At least three former employees have filed lawsuits alleging sexual harassment or verbal abuse from Uber managers, which said other current and former employees were also considering legal action.
Even early investors Freada Kapor Klein and Mitch Kapor posted an open letter to Uber blasting it for “a culture plagued by disrespect, exclusionary cliques, lack of diversity, and tolerance for bullying and harassment of every form.”
Uber said it took the allegations seriously and hired former U.S. Attorney General Eric Holder to investigate its workplace for issues of sexism, diversity and inclusion. That report is pending.
In the case of Joseph Thomas, medical records from two East Bay psychiatrists he visited in the weeks before his suicide show that he reported job-related “high anxiety,” panic attacks, difficulty concentrating and insomnia.
About a month before his suicide, Joseph Thomas disclosed his work stress in a Facebook chat to a close friend of more than a decade, Neil Mirchandani.
“Man words can’t really describe. I’m not dead but I wouldn’t describe myself as ok,” Thomas wrote, according to screenshots of the chat provided by Mirchandani.
“The sad thing is this place (Uber) has broken me to the point where I don’t have the strength to look for another job,” Thomas wrote.
“Joseph was such a strong personality,” said Mirchandani. “But he was a softie on the inside; when he was around a small dog or my daughter, he’d melt like a little kid. He was the last person I would ever think would” commit suicide.
Uber denied the benefits claim through its insurance carrier. In California, workers’ compensation usually does not cover psychiatric injuries until after six months of employment. Joseph Thomas had worked slightly less than five months at Uber when he killed himself.
But there is an exception to the six-month rule. It doesn’t apply “if the psychiatric injury is caused by a sudden and extraordinary employment condition,” according to California law.
San Francisco attorney Richard Richardson, who represents Zecole Thomas and her sons, said Thomas’ situation may be one of those exceptions.
“We think it was stress and harassment induced by his job, between him being one of the few African Americans there, working around the clock and the culture of Uber,” Richardson said. “And he couldn’t talk about it to anyone because of nondisclosure agreements.”
The case is still in early stages. Uber refused Richardson’s request to depose Thomas’ immediate boss, but in mid-April an administrative law judge who oversees workers’ compensation cases said the supervisor must submit to a deposition. Unlike cases in a court of law, cases before California’s Workers’ Compensation Appeals Board are not public record.
The benefits could amount to about $722,000, part as a lump sum and part in weekly checks of $1,100 until both boys, currently ages 7 and 9, are 18, Richardson said.
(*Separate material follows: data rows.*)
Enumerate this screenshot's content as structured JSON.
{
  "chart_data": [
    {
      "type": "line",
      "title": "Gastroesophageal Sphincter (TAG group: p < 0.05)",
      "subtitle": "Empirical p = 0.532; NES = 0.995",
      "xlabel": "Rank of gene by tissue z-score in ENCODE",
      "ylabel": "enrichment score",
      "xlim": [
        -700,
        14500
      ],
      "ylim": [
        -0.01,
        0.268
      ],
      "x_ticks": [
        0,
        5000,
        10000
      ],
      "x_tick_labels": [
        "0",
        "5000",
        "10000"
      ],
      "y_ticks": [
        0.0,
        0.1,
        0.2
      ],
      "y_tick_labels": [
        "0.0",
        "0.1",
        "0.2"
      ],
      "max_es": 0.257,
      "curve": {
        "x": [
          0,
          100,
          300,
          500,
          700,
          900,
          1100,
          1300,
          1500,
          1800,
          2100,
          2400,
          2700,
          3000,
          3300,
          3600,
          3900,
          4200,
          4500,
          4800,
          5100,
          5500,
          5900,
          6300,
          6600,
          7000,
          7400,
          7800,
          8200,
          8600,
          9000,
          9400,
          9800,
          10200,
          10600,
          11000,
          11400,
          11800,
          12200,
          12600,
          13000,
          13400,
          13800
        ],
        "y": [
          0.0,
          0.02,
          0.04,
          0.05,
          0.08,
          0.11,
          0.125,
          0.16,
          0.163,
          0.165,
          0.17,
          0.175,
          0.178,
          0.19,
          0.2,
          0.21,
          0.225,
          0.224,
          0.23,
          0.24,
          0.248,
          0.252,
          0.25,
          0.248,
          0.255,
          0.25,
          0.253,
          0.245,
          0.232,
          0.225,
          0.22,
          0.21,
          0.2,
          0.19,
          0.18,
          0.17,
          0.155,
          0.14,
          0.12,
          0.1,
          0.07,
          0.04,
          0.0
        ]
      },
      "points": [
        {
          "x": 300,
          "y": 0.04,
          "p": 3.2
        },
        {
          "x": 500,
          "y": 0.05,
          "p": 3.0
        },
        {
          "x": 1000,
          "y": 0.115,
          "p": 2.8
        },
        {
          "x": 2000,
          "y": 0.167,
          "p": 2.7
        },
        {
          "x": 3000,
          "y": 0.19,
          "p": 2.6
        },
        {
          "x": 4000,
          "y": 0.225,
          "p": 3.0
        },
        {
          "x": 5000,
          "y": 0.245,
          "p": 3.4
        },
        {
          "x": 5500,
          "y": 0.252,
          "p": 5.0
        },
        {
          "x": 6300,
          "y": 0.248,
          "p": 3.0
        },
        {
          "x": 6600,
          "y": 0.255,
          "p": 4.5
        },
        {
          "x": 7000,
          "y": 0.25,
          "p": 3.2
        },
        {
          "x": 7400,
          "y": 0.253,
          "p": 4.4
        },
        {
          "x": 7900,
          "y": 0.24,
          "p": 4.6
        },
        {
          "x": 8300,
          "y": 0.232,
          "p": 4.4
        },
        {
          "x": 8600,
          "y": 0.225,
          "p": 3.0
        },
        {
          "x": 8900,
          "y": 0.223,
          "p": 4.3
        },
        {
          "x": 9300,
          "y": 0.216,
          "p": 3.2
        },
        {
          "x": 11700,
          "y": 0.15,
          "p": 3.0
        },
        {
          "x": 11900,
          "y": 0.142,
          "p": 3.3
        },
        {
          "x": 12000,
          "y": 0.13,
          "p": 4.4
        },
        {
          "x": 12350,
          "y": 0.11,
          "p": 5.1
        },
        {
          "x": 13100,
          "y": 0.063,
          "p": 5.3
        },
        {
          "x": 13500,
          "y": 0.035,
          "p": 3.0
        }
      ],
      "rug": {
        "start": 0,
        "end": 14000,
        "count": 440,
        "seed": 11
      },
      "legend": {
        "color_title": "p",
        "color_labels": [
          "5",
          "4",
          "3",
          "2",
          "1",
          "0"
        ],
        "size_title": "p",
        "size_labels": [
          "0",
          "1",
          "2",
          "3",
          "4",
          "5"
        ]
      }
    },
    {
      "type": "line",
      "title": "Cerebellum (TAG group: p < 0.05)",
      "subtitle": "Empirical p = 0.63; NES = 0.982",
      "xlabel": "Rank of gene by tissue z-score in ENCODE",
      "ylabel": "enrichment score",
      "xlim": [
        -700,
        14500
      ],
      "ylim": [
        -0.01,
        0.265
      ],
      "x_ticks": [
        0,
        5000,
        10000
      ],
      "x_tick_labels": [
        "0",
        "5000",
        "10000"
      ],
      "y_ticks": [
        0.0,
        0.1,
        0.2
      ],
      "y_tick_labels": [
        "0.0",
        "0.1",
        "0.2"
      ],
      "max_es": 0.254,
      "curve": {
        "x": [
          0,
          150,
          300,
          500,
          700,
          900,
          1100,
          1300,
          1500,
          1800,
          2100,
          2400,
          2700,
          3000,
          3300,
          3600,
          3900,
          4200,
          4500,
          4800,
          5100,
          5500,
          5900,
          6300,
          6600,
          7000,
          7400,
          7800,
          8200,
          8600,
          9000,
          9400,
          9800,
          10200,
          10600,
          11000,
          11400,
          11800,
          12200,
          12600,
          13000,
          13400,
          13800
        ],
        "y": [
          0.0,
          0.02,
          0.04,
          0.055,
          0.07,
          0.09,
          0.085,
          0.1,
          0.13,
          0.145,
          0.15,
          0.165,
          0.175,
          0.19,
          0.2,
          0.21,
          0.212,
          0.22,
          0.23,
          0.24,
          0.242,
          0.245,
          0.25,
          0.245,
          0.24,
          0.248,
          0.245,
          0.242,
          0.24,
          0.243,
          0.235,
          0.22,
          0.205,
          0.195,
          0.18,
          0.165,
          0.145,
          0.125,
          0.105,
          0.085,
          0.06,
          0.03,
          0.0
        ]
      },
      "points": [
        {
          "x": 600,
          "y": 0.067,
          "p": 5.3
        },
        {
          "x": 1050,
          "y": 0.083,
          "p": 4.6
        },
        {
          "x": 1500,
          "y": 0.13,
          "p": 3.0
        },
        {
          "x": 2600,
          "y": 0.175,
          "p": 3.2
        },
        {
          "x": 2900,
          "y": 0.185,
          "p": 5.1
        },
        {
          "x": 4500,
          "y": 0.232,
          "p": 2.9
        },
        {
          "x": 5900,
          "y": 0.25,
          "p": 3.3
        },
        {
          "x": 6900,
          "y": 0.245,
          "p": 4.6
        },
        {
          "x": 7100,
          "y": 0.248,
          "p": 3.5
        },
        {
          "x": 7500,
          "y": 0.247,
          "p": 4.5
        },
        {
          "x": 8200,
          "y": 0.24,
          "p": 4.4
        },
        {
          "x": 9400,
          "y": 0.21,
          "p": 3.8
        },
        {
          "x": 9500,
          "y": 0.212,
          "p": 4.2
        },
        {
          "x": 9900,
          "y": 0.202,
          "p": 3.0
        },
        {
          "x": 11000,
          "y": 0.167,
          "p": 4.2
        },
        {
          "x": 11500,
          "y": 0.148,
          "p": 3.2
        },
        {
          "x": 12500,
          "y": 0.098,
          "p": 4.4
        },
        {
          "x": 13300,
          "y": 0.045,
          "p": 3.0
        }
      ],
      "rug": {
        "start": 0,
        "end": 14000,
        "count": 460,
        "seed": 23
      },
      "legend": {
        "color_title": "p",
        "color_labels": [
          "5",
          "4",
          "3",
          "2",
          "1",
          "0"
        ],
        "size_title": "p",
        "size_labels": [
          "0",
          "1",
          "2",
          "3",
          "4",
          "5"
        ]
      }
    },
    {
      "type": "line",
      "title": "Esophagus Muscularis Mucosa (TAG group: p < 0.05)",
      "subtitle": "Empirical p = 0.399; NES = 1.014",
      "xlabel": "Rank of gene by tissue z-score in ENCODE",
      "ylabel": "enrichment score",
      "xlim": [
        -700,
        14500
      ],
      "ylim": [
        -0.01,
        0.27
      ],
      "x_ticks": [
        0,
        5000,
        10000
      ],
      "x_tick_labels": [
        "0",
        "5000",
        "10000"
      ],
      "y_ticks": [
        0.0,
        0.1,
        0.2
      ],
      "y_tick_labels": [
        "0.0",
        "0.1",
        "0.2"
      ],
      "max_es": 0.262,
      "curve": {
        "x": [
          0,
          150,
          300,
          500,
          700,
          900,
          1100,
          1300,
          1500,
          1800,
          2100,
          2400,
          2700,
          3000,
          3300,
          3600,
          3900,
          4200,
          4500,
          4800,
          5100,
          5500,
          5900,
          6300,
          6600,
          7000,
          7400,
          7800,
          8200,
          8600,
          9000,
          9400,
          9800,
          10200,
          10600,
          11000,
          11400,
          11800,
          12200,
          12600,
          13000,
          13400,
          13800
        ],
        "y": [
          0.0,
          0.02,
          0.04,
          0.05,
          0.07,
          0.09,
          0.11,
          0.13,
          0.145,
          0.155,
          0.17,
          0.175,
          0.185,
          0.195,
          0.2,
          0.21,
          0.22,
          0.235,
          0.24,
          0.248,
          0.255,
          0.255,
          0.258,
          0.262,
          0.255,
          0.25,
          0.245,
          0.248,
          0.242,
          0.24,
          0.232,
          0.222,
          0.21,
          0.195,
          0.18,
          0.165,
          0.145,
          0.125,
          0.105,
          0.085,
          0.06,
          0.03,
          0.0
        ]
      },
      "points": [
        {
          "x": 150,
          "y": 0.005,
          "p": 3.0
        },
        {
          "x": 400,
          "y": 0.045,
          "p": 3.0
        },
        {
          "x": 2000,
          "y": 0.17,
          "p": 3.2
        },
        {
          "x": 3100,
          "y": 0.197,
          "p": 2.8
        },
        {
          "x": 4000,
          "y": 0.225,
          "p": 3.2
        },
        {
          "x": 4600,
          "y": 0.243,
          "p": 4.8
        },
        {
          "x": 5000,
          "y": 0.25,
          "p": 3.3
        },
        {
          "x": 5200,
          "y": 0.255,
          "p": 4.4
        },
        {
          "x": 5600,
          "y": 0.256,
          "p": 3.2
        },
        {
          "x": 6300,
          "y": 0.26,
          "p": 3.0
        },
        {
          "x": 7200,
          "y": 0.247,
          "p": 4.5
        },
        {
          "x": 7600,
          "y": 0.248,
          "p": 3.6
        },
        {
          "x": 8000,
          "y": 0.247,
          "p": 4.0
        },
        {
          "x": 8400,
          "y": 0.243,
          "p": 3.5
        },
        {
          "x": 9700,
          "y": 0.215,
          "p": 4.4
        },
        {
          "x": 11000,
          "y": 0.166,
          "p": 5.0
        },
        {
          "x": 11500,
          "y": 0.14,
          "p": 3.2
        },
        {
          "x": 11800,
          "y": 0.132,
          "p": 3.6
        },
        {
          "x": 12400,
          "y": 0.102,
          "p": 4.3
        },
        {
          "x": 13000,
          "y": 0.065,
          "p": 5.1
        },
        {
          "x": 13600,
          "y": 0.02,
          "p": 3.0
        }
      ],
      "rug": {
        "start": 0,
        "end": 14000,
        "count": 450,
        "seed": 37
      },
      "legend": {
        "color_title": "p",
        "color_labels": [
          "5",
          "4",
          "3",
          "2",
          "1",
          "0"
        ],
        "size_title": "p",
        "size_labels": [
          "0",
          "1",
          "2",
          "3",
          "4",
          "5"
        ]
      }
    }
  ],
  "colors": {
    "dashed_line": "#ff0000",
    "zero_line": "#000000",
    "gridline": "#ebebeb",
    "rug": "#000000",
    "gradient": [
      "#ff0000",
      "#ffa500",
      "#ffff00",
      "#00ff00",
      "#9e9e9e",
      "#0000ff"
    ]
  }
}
For Zecole Thomas, mourning the loss of the husband she met in 11th grade, it was “baffling and confusing” to be denied workers’ compensation. “He had a great work ethic; he devoted his life to work,” she said. “I was sure they would reciprocate.”
Exacerbating that, Thomas’ life insurance policy will not pay out because he died by suicide.
She sold their dream house — the first they’d owned — because California was too expensive, and moved to North Carolina. She’s working as a project coordinator with a small company and pursuing a master’s degree in analytics and cybersecurity. “I’m trying to rebuild my life and generate enough income to provide for my two children,” she said.
“I just don’t understand it. He was young, successful, smart; he had everything going for himself. I never in my life thought I would be without him. It’s devastating.”